Behind the rise and fall of the million medical insurance tide, why do small and medium-sized insurance companies flock to a race track?

Because health insurance is a long industry chain involving multiplayer players such as insurance compensation, medical services, and health management, insurers on the pay side have little bargaining advantage before medical institutions that master patient flows and data. Lack of medical data support, the risk of long-term product development has increased sharply.

This is also the origin of the same dysfunction in health insurance products on the market: Behind the imbalance of supply and demand, there are millions of medical insurances for young people on the one hand, and the other is for the elderly people who really have disability care and chronic disease management needs. Products, almost no company dares to ask.

Unlike property and life insurance, the unique long-term nature of health insurance and the high requirements for solvency make large insurance companies have a natural brand advantage. 1% of insurance companies account for 1/3 of health insurance premiums, similar Insurance premiums of Ping An and Life InsuranceThe magnitude is often between 10 billion yuan and 100 billion yuan; for many small and medium players, the premium scale is less than one tenth or even one percent.

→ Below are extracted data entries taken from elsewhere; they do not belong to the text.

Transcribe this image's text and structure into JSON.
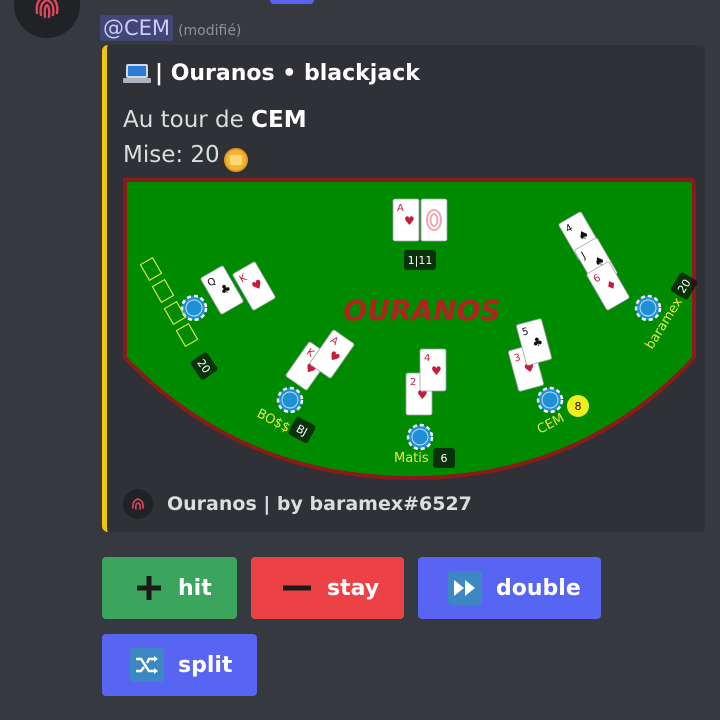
{
  "message": {
    "mention": "@CEM",
    "edited": "(modifié)"
  },
  "embed": {
    "author": "| Ouranos • blackjack",
    "description": {
      "turn_prefix": "Au tour de ",
      "turn_player": "CEM",
      "bet_label": "Mise: 20"
    },
    "accent_color": "#f1c40f",
    "footer": "Ouranos | by baramex#6527"
  },
  "table": {
    "brand": "OURANOS",
    "dealer_score": "1|11",
    "players": [
      {
        "name": "",
        "score": "20",
        "chip": "20"
      },
      {
        "name": "BO$$",
        "score": "BJ",
        "chip": "20"
      },
      {
        "name": "Matis",
        "score": "6",
        "chip": "20"
      },
      {
        "name": "CEM",
        "score": "8",
        "chip": "20"
      },
      {
        "name": "baramex",
        "score": "20",
        "chip": "20"
      }
    ]
  },
  "buttons": {
    "hit": {
      "label": "hit",
      "icon": "plus-icon"
    },
    "stay": {
      "label": "stay",
      "icon": "minus-icon"
    },
    "double": {
      "label": "double",
      "icon": "fast-forward-icon"
    },
    "split": {
      "label": "split",
      "icon": "shuffle-icon"
    }
  }
}
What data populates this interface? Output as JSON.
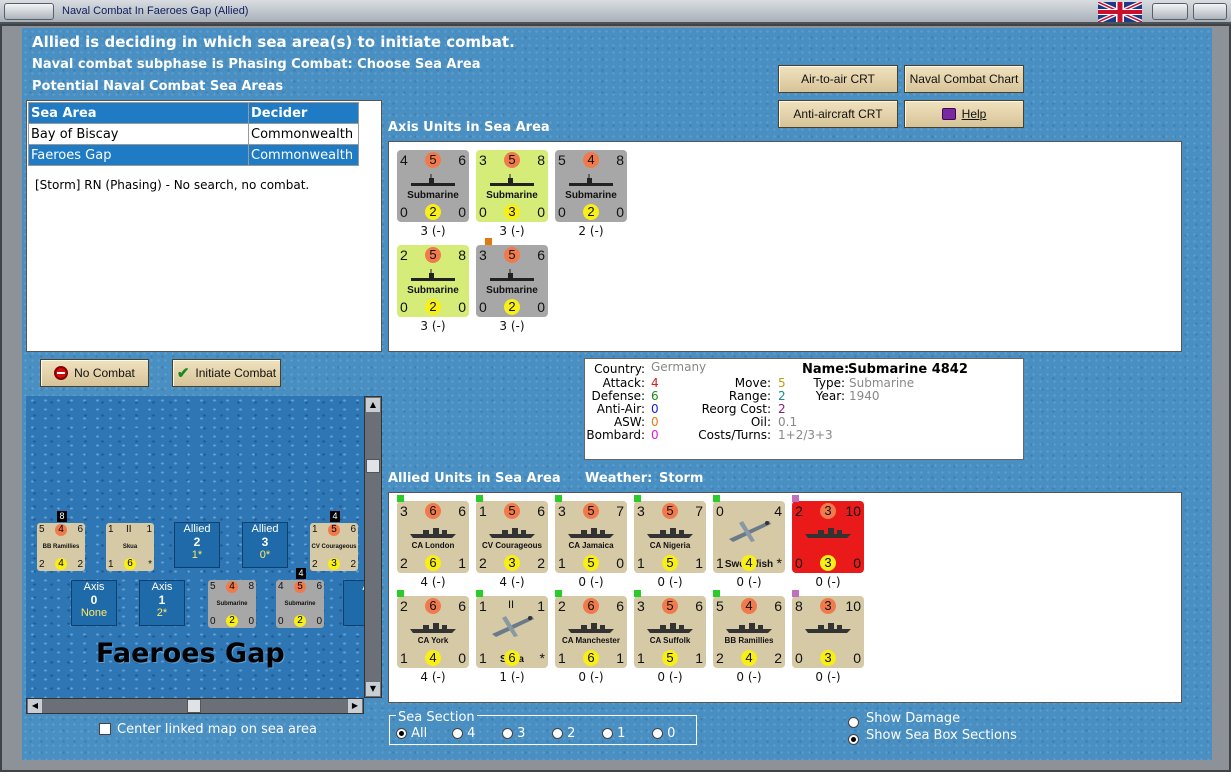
{
  "window": {
    "title": "Naval Combat In Faeroes Gap (Allied)"
  },
  "header": {
    "line1": "Allied is deciding in which sea area(s) to initiate combat.",
    "line2": "Naval combat subphase is Phasing Combat: Choose Sea Area",
    "line3": "Potential Naval Combat Sea Areas"
  },
  "buttons": {
    "air_to_air": "Air-to-air CRT",
    "naval_chart": "Naval Combat Chart",
    "anti_aircraft": "Anti-aircraft CRT",
    "help": "Help",
    "no_combat": "No Combat",
    "initiate": "Initiate Combat"
  },
  "sea_table": {
    "headers": [
      "Sea Area",
      "Decider"
    ],
    "rows": [
      {
        "area": "Bay of Biscay",
        "decider": "Commonwealth"
      },
      {
        "area": "Faeroes Gap",
        "decider": "Commonwealth"
      }
    ],
    "status": "[Storm] RN (Phasing) - No search, no combat."
  },
  "axis_section": {
    "title": "Axis Units in Sea Area",
    "units": [
      {
        "color": "gray",
        "a": "4",
        "att": "5",
        "b": "6",
        "name": "Submarine",
        "c": "0",
        "def": "2",
        "d": "0",
        "stat": "3 (-)"
      },
      {
        "color": "green",
        "a": "3",
        "att": "5",
        "b": "8",
        "name": "Submarine",
        "c": "0",
        "def": "3",
        "d": "0",
        "stat": "3 (-)"
      },
      {
        "color": "gray",
        "a": "5",
        "att": "4",
        "b": "8",
        "name": "Submarine",
        "c": "0",
        "def": "2",
        "d": "0",
        "stat": "2 (-)"
      },
      {
        "color": "green",
        "a": "2",
        "att": "5",
        "b": "8",
        "name": "Submarine",
        "c": "0",
        "def": "2",
        "d": "0",
        "stat": "3 (-)"
      },
      {
        "color": "gray",
        "a": "3",
        "att": "5",
        "b": "6",
        "name": "Submarine",
        "c": "0",
        "def": "2",
        "d": "0",
        "stat": "3 (-)"
      }
    ]
  },
  "info": {
    "labels": {
      "country": "Country:",
      "attack": "Attack:",
      "defense": "Defense:",
      "antiair": "Anti-Air:",
      "asw": "ASW:",
      "bombard": "Bombard:",
      "move": "Move:",
      "range": "Range:",
      "reorg": "Reorg Cost:",
      "oil": "Oil:",
      "costs": "Costs/Turns:",
      "name": "Name:",
      "type": "Type:",
      "year": "Year:"
    },
    "country": "Germany",
    "attack": "4",
    "defense": "6",
    "antiair": "0",
    "asw": "0",
    "bombard": "0",
    "move": "5",
    "range": "2",
    "reorg": "2",
    "oil": "0.1",
    "costs": "1+2/3+3",
    "name": "Submarine 4842",
    "type": "Submarine",
    "year": "1940",
    "colors": {
      "attack": "#d81b1b",
      "defense": "#1a8a1a",
      "antiair": "#1a1ad8",
      "asw": "#e07a10",
      "bombard": "#d81bd8",
      "move": "#b8a010",
      "range": "#1a8a8a",
      "reorg": "#8a1a8a",
      "muted": "#888888"
    }
  },
  "allied_section": {
    "title": "Allied Units in Sea Area",
    "weather_label": "Weather:",
    "weather": "Storm",
    "units": [
      {
        "color": "tan",
        "a": "3",
        "att": "6",
        "b": "6",
        "name": "CA London",
        "c": "2",
        "def": "6",
        "d": "1",
        "stat": "4 (-)"
      },
      {
        "color": "tan",
        "a": "1",
        "att": "5",
        "b": "6",
        "name": "CV Courageous",
        "c": "2",
        "def": "3",
        "d": "2",
        "stat": "4 (-)"
      },
      {
        "color": "tan",
        "a": "3",
        "att": "5",
        "b": "7",
        "name": "CA Jamaica",
        "c": "1",
        "def": "5",
        "d": "0",
        "stat": "0 (-)"
      },
      {
        "color": "tan",
        "a": "3",
        "att": "5",
        "b": "7",
        "name": "CA Nigeria",
        "c": "1",
        "def": "5",
        "d": "1",
        "stat": "0 (-)"
      },
      {
        "color": "tan",
        "a": "0",
        "att": "",
        "b": "4",
        "name": "Swordfish",
        "c": "1",
        "def": "4",
        "d": "*",
        "stat": "0 (-)"
      },
      {
        "color": "red",
        "a": "2",
        "att": "3",
        "b": "10",
        "name": "",
        "c": "0",
        "def": "3",
        "d": "0",
        "stat": "0 (-)"
      },
      {
        "color": "tan",
        "a": "2",
        "att": "6",
        "b": "6",
        "name": "CA York",
        "c": "1",
        "def": "4",
        "d": "0",
        "stat": "4 (-)"
      },
      {
        "color": "tan",
        "a": "1",
        "att": "II",
        "b": "1",
        "name": "Skua",
        "c": "1",
        "def": "6",
        "d": "*",
        "stat": "1 (-)"
      },
      {
        "color": "tan",
        "a": "2",
        "att": "6",
        "b": "6",
        "name": "CA Manchester",
        "c": "1",
        "def": "6",
        "d": "1",
        "stat": "0 (-)"
      },
      {
        "color": "tan",
        "a": "3",
        "att": "5",
        "b": "6",
        "name": "CA Suffolk",
        "c": "1",
        "def": "5",
        "d": "1",
        "stat": "0 (-)"
      },
      {
        "color": "tan",
        "a": "5",
        "att": "4",
        "b": "6",
        "name": "BB Ramillies",
        "c": "2",
        "def": "4",
        "d": "2",
        "stat": "0 (-)"
      },
      {
        "color": "tan",
        "a": "8",
        "att": "3",
        "b": "10",
        "name": "",
        "c": "0",
        "def": "3",
        "d": "0",
        "stat": "0 (-)"
      }
    ]
  },
  "map": {
    "area_name": "Faeroes Gap",
    "allied_boxes": [
      {
        "label": "Allied",
        "num": "2",
        "sub": "1*"
      },
      {
        "label": "Allied",
        "num": "3",
        "sub": "0*"
      }
    ],
    "axis_boxes": [
      {
        "label": "Axis",
        "num": "0",
        "sub": "None"
      },
      {
        "label": "Axis",
        "num": "1",
        "sub": "2*"
      },
      {
        "label": "A",
        "num": "",
        "sub": ""
      }
    ],
    "minis": [
      {
        "name": "BB Ramillies",
        "a": "5",
        "att": "4",
        "b": "6",
        "c": "2",
        "def": "4",
        "d": "2",
        "top": "8"
      },
      {
        "name": "Skua",
        "a": "1",
        "att": "II",
        "b": "1",
        "c": "1",
        "def": "6",
        "d": "*",
        "top": ""
      },
      {
        "name": "CV Courageous",
        "a": "1",
        "att": "5",
        "b": "6",
        "c": "2",
        "def": "3",
        "d": "2",
        "top": "4"
      },
      {
        "name": "Submarine",
        "a": "5",
        "att": "4",
        "b": "8",
        "c": "0",
        "def": "2",
        "d": "0",
        "top": ""
      },
      {
        "name": "Submarine",
        "a": "4",
        "att": "5",
        "b": "6",
        "c": "0",
        "def": "2",
        "d": "0",
        "top": "4"
      }
    ],
    "center_label": "Center linked map on sea area"
  },
  "sea_section": {
    "title": "Sea Section",
    "options": [
      "All",
      "4",
      "3",
      "2",
      "1",
      "0"
    ],
    "selected": "All"
  },
  "view_options": {
    "show_damage": "Show Damage",
    "show_sections": "Show Sea Box Sections",
    "selected": "Show Sea Box Sections"
  }
}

Second, health insurance not only has a long industrial chain, but also has more complex product forms. High operating and risk control costs make technology betting particularly important. This is even more difficult for small and medium-sized companies whose living space has been squashed. They can’t make money. How can they bet on emerging technologies such as AI, big data, blockchain, and cloud computing?

Product homogeneity has intensified, and irrational price wars have become the mainstream competition model. However, even after repeatedly reducing rates, reducing deductibles, and making high sums, short-term health insurance has not been able to make a profit for it. According to the China Insurance Regulatory Commission, health insurance premium income in the first eight months of 2019 increased by 31.5% year-on-year, much higher than other insurance types. However, during the same period, the payment of compensation increased by 37.6% year-on-year. It even exceeded the growth rate of premiums. In any case, a high policy wall has been built, and innovation in products and services may be the direction of breakthrough.